There remain for us to see the woodwork and the glass, and if there were nothing else these would make the church remarkable. All the roofs are magnificent, both in their strength and their ornament, and here and there are touches of the original colour. The 14th century hammerbeams in the transepts are the oldest. Decorative figures help to support a 15th century roof over the north aisle, where heads and angels look from the bosses. The 16th century added the panelled roofs of the chancel, the nave, and the chapels, with heraldic bosses in the nave and painted emblems in the chapels, where are also two 15th century screens, elaborately traceried, perhaps by the cunning hand that fashioned the woodwork behind the high altar. A staircase with twisted balusters leads to a canopied oak pulpit of 1680, standing on a tall stem with foliage at its angles. There are Jacobean bench-ends, and three fine chests of the 15th, 16th, and 20th centuries, the Tudor linenfold one now serving as an altar to Sir Thomas More, with an old copy of his Utopia open on the top of it.

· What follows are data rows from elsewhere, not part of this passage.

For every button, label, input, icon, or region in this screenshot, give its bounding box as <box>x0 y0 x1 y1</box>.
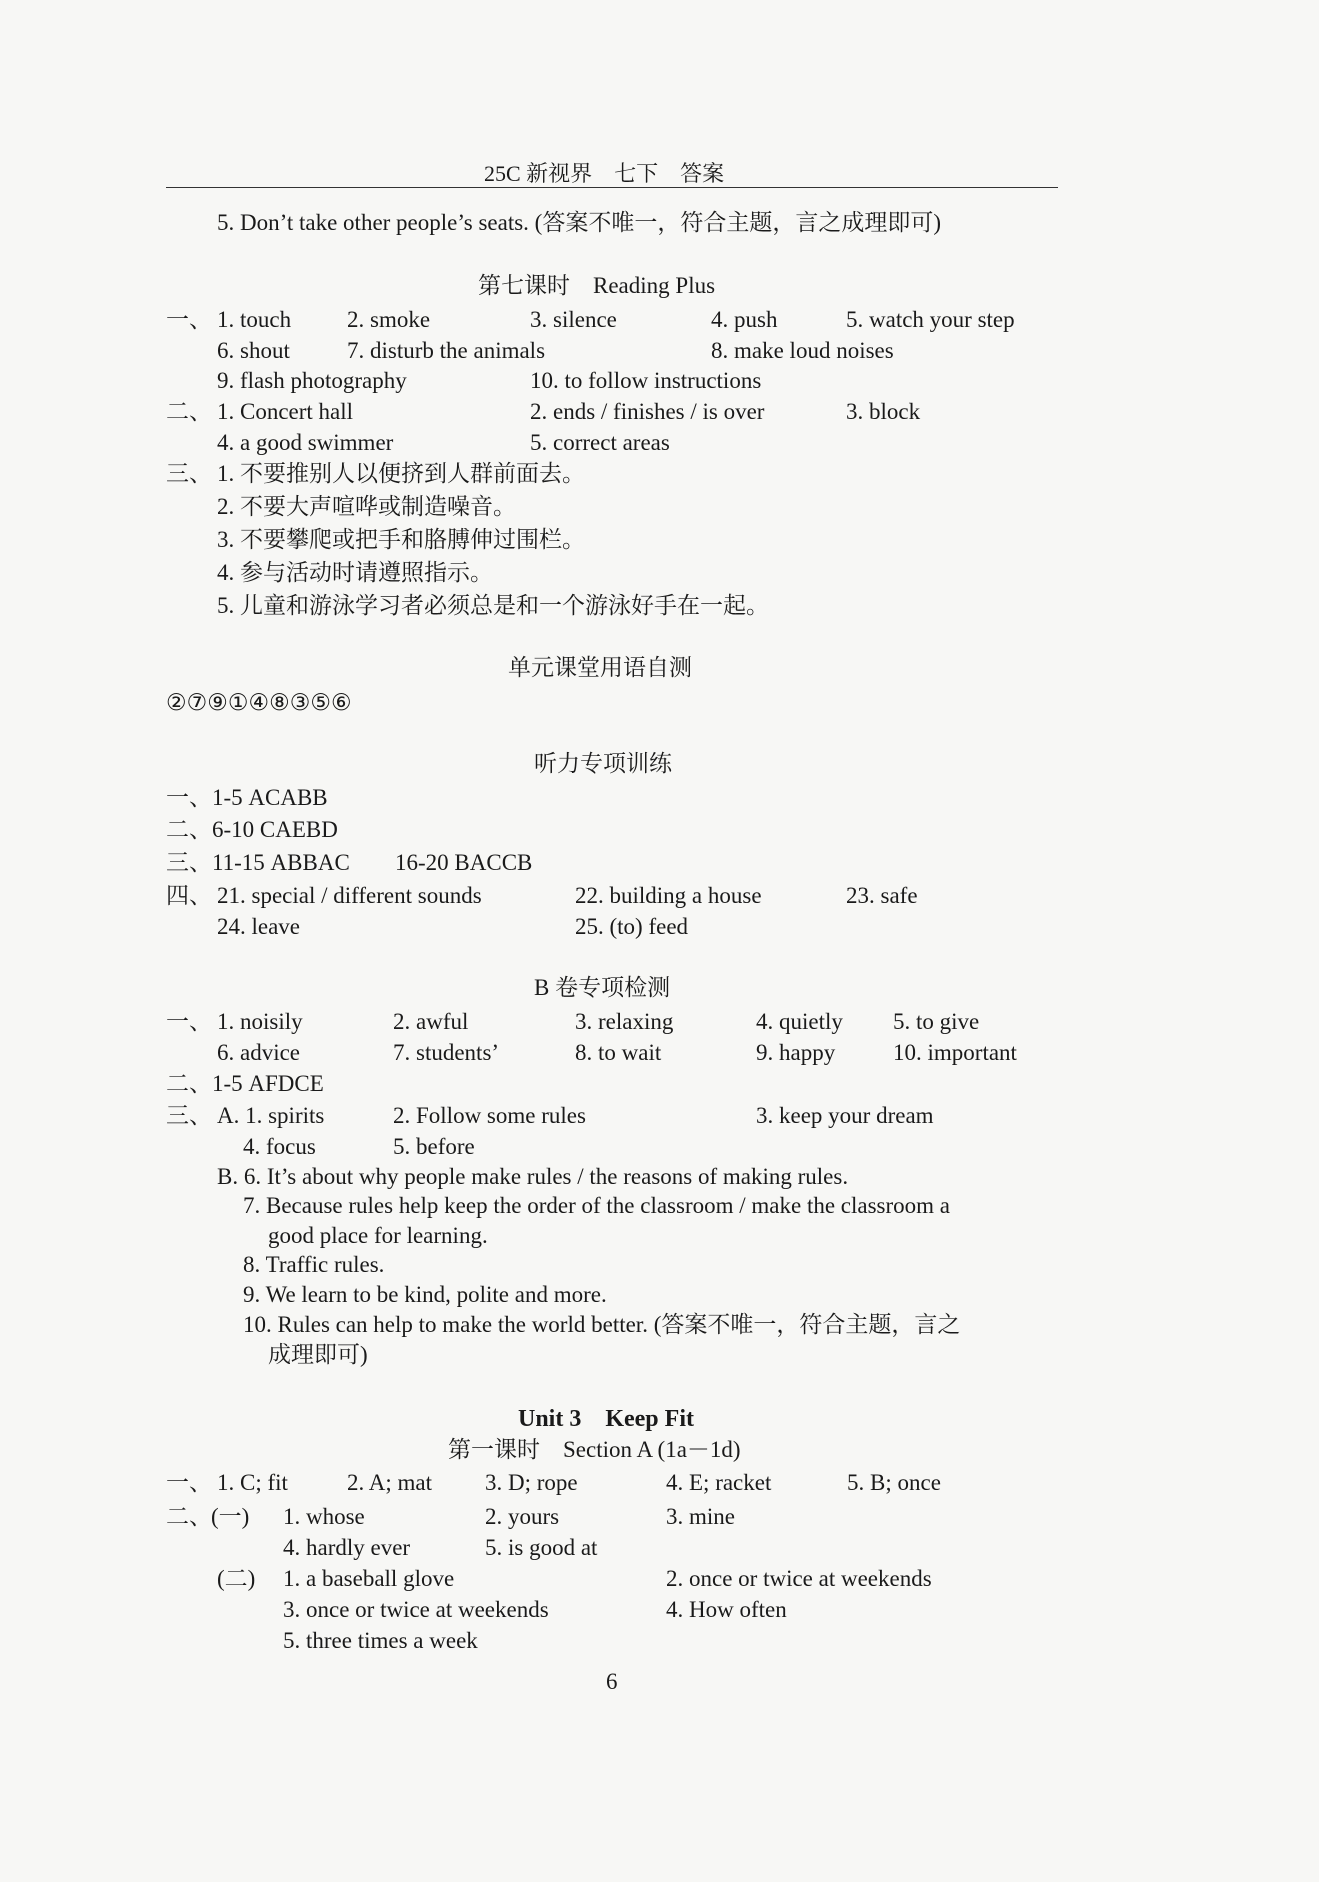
answer-item: 3. mine <box>666 1504 735 1529</box>
answer-item: 5. watch your step <box>846 307 1015 332</box>
header-rule <box>166 187 1058 188</box>
answer-item: 4. hardly ever <box>283 1535 411 1560</box>
answer-item: 2. yours <box>485 1504 560 1529</box>
answer-item: 9. flash photography <box>217 368 407 393</box>
answer-item: 2. awful <box>393 1009 469 1034</box>
answer-item: 10. important <box>893 1040 1017 1065</box>
listening-title: 听力专项训练 <box>534 751 672 776</box>
answer-item: 3. block <box>846 399 921 424</box>
answer-item: 4. push <box>711 307 778 332</box>
answer-item: 5. before <box>393 1134 475 1159</box>
answer-item: 2. once or twice at weekends <box>666 1566 932 1591</box>
answer-item: 16-20 BACCB <box>395 850 533 875</box>
answer-item: 1. C; fit <box>217 1470 288 1495</box>
page-header: 25C 新视界 七下 答案 <box>484 161 725 186</box>
answer-item: 4. E; racket <box>666 1470 772 1495</box>
top-item: 5. Don’t take other people’s seats. (答案不唯一，符合主题，言之成理即可) <box>217 210 941 235</box>
answer-item: 1. 不要推别人以便挤到人群前面去。 <box>217 461 585 486</box>
answer-item: 4. quietly <box>756 1009 843 1034</box>
unit-test-answer: ②⑦⑨①④⑧③⑤⑥ <box>166 690 352 716</box>
answer-item: 24. leave <box>217 914 301 939</box>
answer-item: 7. Because rules help keep the order of the classroom / make the classroom a <box>243 1193 951 1218</box>
answer-item: 10. to follow instructions <box>530 368 762 393</box>
answer-item: 5. 儿童和游泳学习者必须总是和一个游泳好手在一起。 <box>217 593 769 618</box>
part-mark: (一) <box>211 1504 250 1529</box>
answer-item: 9. happy <box>756 1040 836 1065</box>
answer-item: 1. whose <box>283 1504 365 1529</box>
answer-item: 21. special / different sounds <box>217 883 482 908</box>
section-mark: 三、 <box>166 461 212 486</box>
b-test-title: B 卷专项检测 <box>534 975 671 1000</box>
answer-item: A. 1. spirits <box>217 1103 325 1128</box>
answer-item: 1. Concert hall <box>217 399 354 424</box>
section-mark: 三、 <box>166 1103 212 1128</box>
answer-item: 3. relaxing <box>575 1009 674 1034</box>
answer-item: 25. (to) feed <box>575 914 689 939</box>
answer-item: 3. once or twice at weekends <box>283 1597 549 1622</box>
answer-item: 2. ends / finishes / is over <box>530 399 765 424</box>
answer-item: 5. is good at <box>485 1535 598 1560</box>
answer-item: 3. silence <box>530 307 617 332</box>
section-mark: 一、 <box>166 1470 212 1495</box>
answer-item: 1. noisily <box>217 1009 303 1034</box>
answer-item: 2. A; mat <box>347 1470 432 1495</box>
answer-item: B. 6. It’s about why people make rules / the reasons of making rules. <box>217 1164 849 1189</box>
answer-item: 6. shout <box>217 338 290 363</box>
part-mark: (二) <box>217 1566 256 1591</box>
unit-test-title: 单元课堂用语自测 <box>508 655 692 680</box>
answer-item: 成理即可) <box>268 1342 368 1367</box>
answer-item: 3. keep your dream <box>756 1103 934 1128</box>
answer-item: 8. Traffic rules. <box>243 1252 385 1277</box>
answer-item: 8. make loud noises <box>711 338 894 363</box>
answer-item: 5. three times a week <box>283 1628 478 1653</box>
page-number: 6 <box>606 1669 618 1694</box>
section-mark: 一、 <box>166 307 212 332</box>
answer-item: 8. to wait <box>575 1040 662 1065</box>
answer-item: 4. focus <box>243 1134 316 1159</box>
unit3-subtitle: 第一课时 Section A (1a－1d) <box>448 1437 741 1462</box>
answer-item: 22. building a house <box>575 883 762 908</box>
answer-item: 5. to give <box>893 1009 980 1034</box>
answer-item: 2. 不要大声喧哗或制造噪音。 <box>217 494 516 519</box>
section-mark: 四、 <box>166 883 212 908</box>
answer-item: 1. touch <box>217 307 292 332</box>
answer-item: 3. D; rope <box>485 1470 578 1495</box>
unit3-title: Unit 3 Keep Fit <box>518 1406 694 1432</box>
section-mark: 一、 <box>166 1009 212 1034</box>
answer-item: 2. smoke <box>347 307 431 332</box>
answer-item: 4. How often <box>666 1597 787 1622</box>
answer-item: 6. advice <box>217 1040 301 1065</box>
answer-item: 3. 不要攀爬或把手和胳膊伸过围栏。 <box>217 527 585 552</box>
answer-item: 三、11-15 ABBAC <box>166 850 350 875</box>
answer-item: good place for learning. <box>268 1223 488 1248</box>
answer-item: 4. a good swimmer <box>217 430 394 455</box>
answer-item: 4. 参与活动时请遵照指示。 <box>217 560 493 585</box>
answer-item: 5. correct areas <box>530 430 670 455</box>
answer-item: 9. We learn to be kind, polite and more. <box>243 1282 607 1307</box>
lesson7-title: 第七课时 Reading Plus <box>478 273 716 298</box>
answer-item: 一、1-5 ACABB <box>166 785 328 810</box>
answer-item: 2. Follow some rules <box>393 1103 586 1128</box>
section-mark: 二、 <box>166 399 212 424</box>
answer-item: 二、1-5 AFDCE <box>166 1071 324 1096</box>
answer-item: 7. students’ <box>393 1040 500 1065</box>
answer-item: 10. Rules can help to make the world better. (答案不唯一，符合主题，言之 <box>243 1312 961 1337</box>
answer-item: 5. B; once <box>847 1470 941 1495</box>
answer-item: 7. disturb the animals <box>347 338 546 363</box>
answer-item: 23. safe <box>846 883 918 908</box>
answer-item: 1. a baseball glove <box>283 1566 455 1591</box>
section-mark: 二、 <box>166 1504 212 1529</box>
answer-item: 二、6-10 CAEBD <box>166 817 338 842</box>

But we have left the best till last, for here is a font unique in England, for it is encased in wood and the delicate carving of the case is 15th century; the only one at all like it is in another Essex church at Littlebury, with four sides where Thaxted’s has eight. Its cover, like a wooden spire, is also 15th century and canopied and finished with remarkable detail to the top of its exquisite finial. The cover does not lift up, but panels in the upper half of the case swing open to reveal the sunken font bowl and the two carved brackets supporting the cover.
The oldest glass here is the armed figure with a spear and the Mortimer arms on his shield in a south transept window; it is late 14th century. Other windows have glass of the 15th, including four Garden of Eden scenes with bishops and angels and St Ursula in the tracery, and more saints and archbishops with the Madonna. The glass in the north chapel is 16th century, like the magnificent stonework framing it.
The church is unusually bare of medieval memorials. Alone in the middle of the chancel floor is a brass portrait of a 15th century priest. There is a small carving of St Francis in memory of Eric Makeham who was killed in the Great War; and Isobel Gloag, who is buried here, is remembered by her painting of St Peter by the south chapel. The work of other modern artists in iron, glass, embroidery, and tapestries adds richness to the rare grace of this church. It is a revelation of beauty.
It is to a Thaxted man that we owe some of the most interesting descriptions of sea journeys in Elizabethan and Stuart days, for there was born here in 1575 Samuel Purchas, the first man to publish Hakluyt’s manuscripts. He brought them out in 1625, together with many accounts of voyages by Spanish, Dutch, and English seamen. He spent his all in giving us these treasures, yet he died in poverty, being buried within a few yards of St Paul's Cathedral - in St Martin's on Ludgate Hill, where he was rector.